In a game as deep as TM 2022, there is certainly more I could touch on regarding the gameplay and sim engine. Succinctly put, TM 2022 affords you a lot of gameplay options, but lacks some of the flavoring and immersion that other more well-established non-tennis sim management games provide.
TM 2022 doesn’t appear to have any online modes at this point. For those who expect this sort of feature in their sim management games, this will show up as a big unforced error in their book, but one must remember that the single-player experience does provide plenty to chew on.
Replay & Fun Factor
So, bottom-line question is Tennis Manager 2022 (TM 2022) fun to play? Despite some of its current flaws or short-comings, I would have to say yes.

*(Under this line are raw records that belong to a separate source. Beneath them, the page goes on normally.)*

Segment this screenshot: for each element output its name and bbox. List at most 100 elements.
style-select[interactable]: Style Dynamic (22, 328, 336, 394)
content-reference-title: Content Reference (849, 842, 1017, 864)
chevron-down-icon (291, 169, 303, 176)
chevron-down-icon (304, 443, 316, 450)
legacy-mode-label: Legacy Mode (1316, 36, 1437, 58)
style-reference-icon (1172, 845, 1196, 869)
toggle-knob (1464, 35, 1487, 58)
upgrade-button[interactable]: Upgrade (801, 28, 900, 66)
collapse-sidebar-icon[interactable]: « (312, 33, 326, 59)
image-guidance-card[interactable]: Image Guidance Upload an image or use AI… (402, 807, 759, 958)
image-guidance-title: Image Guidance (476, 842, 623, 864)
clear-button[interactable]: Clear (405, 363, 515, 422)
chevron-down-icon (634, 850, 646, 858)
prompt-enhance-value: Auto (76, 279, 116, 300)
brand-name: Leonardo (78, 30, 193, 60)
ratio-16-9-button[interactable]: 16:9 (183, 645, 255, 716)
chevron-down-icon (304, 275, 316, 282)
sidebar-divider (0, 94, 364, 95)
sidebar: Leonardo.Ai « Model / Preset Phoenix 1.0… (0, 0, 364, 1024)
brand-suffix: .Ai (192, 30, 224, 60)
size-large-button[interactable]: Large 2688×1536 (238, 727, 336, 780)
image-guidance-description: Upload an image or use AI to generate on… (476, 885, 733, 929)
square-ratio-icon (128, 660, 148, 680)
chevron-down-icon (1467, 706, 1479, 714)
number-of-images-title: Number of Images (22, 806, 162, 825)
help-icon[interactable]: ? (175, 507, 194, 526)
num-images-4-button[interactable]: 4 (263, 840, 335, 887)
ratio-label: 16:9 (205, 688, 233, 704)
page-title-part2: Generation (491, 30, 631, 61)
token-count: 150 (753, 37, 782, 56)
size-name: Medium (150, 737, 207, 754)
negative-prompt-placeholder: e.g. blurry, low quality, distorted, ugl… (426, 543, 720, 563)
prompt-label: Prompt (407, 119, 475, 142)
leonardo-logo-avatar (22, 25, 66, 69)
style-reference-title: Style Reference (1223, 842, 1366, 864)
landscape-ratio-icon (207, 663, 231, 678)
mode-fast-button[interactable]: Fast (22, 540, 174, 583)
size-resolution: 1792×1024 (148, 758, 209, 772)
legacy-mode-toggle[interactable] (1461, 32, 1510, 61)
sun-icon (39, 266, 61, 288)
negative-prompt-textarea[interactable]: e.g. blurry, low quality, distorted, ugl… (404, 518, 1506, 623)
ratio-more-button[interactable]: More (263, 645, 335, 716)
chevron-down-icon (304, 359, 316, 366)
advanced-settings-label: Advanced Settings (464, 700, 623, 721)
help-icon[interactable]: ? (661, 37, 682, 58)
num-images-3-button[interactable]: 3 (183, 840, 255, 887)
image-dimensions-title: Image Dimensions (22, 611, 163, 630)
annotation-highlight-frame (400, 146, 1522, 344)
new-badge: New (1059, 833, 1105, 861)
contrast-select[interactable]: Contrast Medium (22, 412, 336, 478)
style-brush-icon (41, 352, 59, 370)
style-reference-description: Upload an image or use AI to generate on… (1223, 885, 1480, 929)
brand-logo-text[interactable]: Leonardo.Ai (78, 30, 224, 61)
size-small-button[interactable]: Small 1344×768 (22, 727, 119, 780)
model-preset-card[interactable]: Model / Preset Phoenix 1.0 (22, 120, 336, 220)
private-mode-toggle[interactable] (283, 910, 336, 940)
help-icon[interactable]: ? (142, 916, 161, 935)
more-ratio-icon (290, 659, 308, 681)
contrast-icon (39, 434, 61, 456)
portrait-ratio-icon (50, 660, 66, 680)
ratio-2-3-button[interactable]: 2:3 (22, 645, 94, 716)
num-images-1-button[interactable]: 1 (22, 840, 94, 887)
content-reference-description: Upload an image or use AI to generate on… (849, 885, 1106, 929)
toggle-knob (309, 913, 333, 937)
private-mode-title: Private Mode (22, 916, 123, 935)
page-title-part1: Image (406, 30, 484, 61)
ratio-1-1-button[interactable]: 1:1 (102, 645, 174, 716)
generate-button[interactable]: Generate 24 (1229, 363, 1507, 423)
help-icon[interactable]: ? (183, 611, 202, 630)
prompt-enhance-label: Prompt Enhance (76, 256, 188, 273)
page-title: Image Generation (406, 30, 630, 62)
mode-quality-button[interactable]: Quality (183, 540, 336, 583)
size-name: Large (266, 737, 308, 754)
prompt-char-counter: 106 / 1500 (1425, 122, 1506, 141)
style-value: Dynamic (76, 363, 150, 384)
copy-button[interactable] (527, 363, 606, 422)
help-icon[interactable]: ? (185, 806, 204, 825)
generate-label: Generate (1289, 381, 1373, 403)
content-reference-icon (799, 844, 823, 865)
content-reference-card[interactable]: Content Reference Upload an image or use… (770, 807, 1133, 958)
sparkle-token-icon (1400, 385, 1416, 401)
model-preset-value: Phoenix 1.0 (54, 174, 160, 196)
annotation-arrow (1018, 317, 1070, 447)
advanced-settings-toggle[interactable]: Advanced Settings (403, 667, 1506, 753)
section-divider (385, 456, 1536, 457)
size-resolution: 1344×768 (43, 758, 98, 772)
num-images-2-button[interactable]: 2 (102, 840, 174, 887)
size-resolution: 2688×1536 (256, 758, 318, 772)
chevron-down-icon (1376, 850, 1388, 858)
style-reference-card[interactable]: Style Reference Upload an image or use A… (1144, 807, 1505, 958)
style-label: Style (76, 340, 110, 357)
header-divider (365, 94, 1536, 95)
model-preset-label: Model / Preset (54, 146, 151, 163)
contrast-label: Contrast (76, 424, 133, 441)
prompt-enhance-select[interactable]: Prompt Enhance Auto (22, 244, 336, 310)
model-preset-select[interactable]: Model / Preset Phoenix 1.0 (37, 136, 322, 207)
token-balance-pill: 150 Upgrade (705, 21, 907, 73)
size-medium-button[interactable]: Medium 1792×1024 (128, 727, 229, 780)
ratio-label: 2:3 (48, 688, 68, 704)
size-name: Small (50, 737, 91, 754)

I found myself enjoying the ups and downs of the season – the big wins, the crushing losses, the injuries and financial / infrastructure management of my academy. I really appreciated the flexibility TM 2022 affords to allow me to enjoy the game I want to whether that is quickly simulating matches or diving deep into the tactics during the 3D matches. TM 2022 pulled me in, gave me a good ride and makes me want to come back for more.
Closing: So, in the sports sim management space, Tennis Manager 2022 is a real contender on the rise. Sure, it still has room to grow and refine, but Rebound CG has something good cooking on their side of the net. I’m excited to see what new heights they take Tennis Manager to in the future.